生まれは伊賀国(現在の三重県伊賀市)。生家は農業を営んでいたといわれていますが、芭蕉は若いころから地元の士族・津藩藤堂家に仕えていました。その縁で、京都在住の俳人・北村季吟に弟子入りします。
29歳のときに独立を許され、伊賀を離れて江戸へ。他の俳人たちと交流したり、俳句の先生をしたりしながら腕を磨きます。
1689年、弟子の曾良を伴い、俳句を詠む旅「奥の細道」へと出発。北関東から東北、越後、越前など、2,400キロメートルにも及ぶ長い旅の間に数々の名句を残します。
1694年、西方面の弟子たちを訪ね歩く旅の途中、大坂で病に倒れ、御堂筋の宿で静かに息を引き取りました。
【松尾芭蕉の代表作】
古池や蛙飛びこむ水の音(ふるいけや かわずとびこむ みずのおと)
夏草や兵どもが夢の跡(なつくさや つわものどもが ゆめのあと)
五月雨をあつめて早し最上川(さみだれを あつめてはやし もがみがわ)
閑さや岩にしみ入る蝉の声(しずかさや いわにしみいる せみのこえ)
旅に病で夢は枯野をかけ廻る(たびにやんで ゆめはかれのを かけめぐる)
俳人・画人としてマルチに活躍「与謝蕪村」
与謝蕪村(よさぶそん)は江戸中期の俳人であり、画家としても活躍した芸術家。俳句と絵画を組み合わせた「俳画」の第一人者であり、マルチな才能を見せた人物として知られています。
生まれは1716年。出身地は摂津国(現在の大阪市都島区)。生家の職業や幼少期の様子など詳しいことはわかっていません。
17歳のときに両親を亡くし、故郷を離れ、しばらくして江戸へ出て俳句の道に入ったのだそうです。

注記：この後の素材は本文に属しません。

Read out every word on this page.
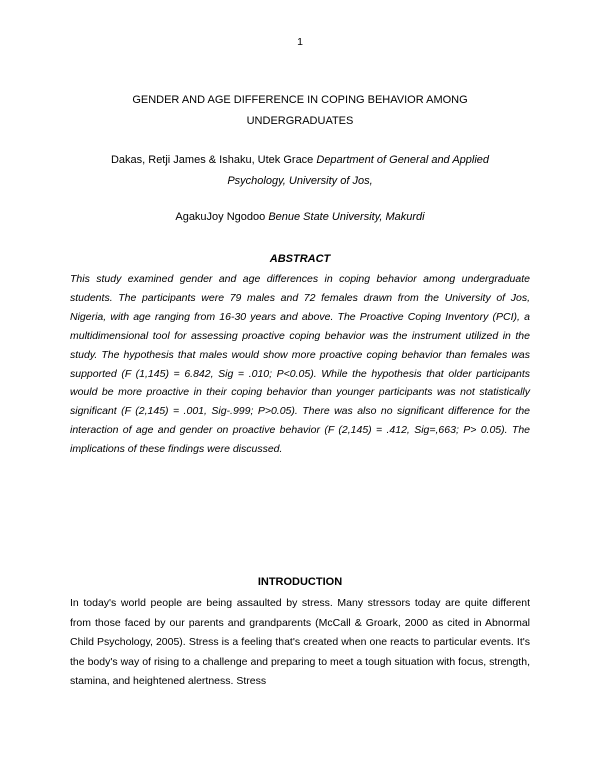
1
GENDER AND AGE DIFFERENCE IN COPING BEHAVIOR AMONG
UNDERGRADUATES
Dakas, Retji James & Ishaku, Utek Grace Department of General and Applied
Psychology, University of Jos,
AgakuJoy Ngodoo Benue State University, Makurdi
ABSTRACT
This study examined gender and age differences in coping behavior among undergraduate students. The participants were 79 males and 72 females drawn from the University of Jos, Nigeria, with age ranging from 16-30 years and above. The Proactive Coping Inventory (PCI), a multidimensional tool for assessing proactive coping behavior was the instrument utilized in the study. The hypothesis that males would show more proactive coping behavior than females was supported (F (1,145) = 6.842, Sig = .010; P<0.05). While the hypothesis that older participants would be more proactive in their coping behavior than younger participants was not statistically significant (F (2,145) = .001, Sig-.999; P>0.05). There was also no significant difference for the interaction of age and gender on proactive behavior (F (2,145) = .412, Sig=,663; P> 0.05). The implications of these findings were discussed.
INTRODUCTION
In today's world people are being assaulted by stress. Many stressors today are quite different from those faced by our parents and grandparents (McCall & Groark, 2000 as cited in Abnormal Child Psychology, 2005). Stress is a feeling that's created when one reacts to particular events. It's the body's way of rising to a challenge and preparing to meet a tough situation with focus, strength, stamina, and heightened alertness. Stress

俳句の師匠がこの世を去ると、再び当てのない旅へ出た与謝蕪村。あちこち旅をしながら、寺院などにある古典絵画をお手本に絵を学び、絵画の制作に力を注ぐようになります。
京都に住まいを構え、旅を重ねながら俳句と絵画の創作を続けた与謝蕪村。1783年、京都で息を引き取ります。68歳の生涯でした。
京都・丹後にほど近い与謝野町の施薬寺には、蕪村が描いた「方士求不死薬図六曲屏風」があり、年に1回、11月3日に公開されています。
【与謝蕪村の代表作】
菜の花や月は東に日は西に(なのはなや つきはひがしに ひはにしに)
春の海ひねもすのたりのたりかな(はるのうみ ひねもすのたり のたりかな)
夏河を越すうれしさよ手に草履(なつかわを こすうれしさよ てにぞうり)
さみだれや大河を前に家二軒(さみだれや たいがをまえに いえにけん)
朝顔や一輪深き淵の色(あさがおや いちりんふかき ふちのいろ)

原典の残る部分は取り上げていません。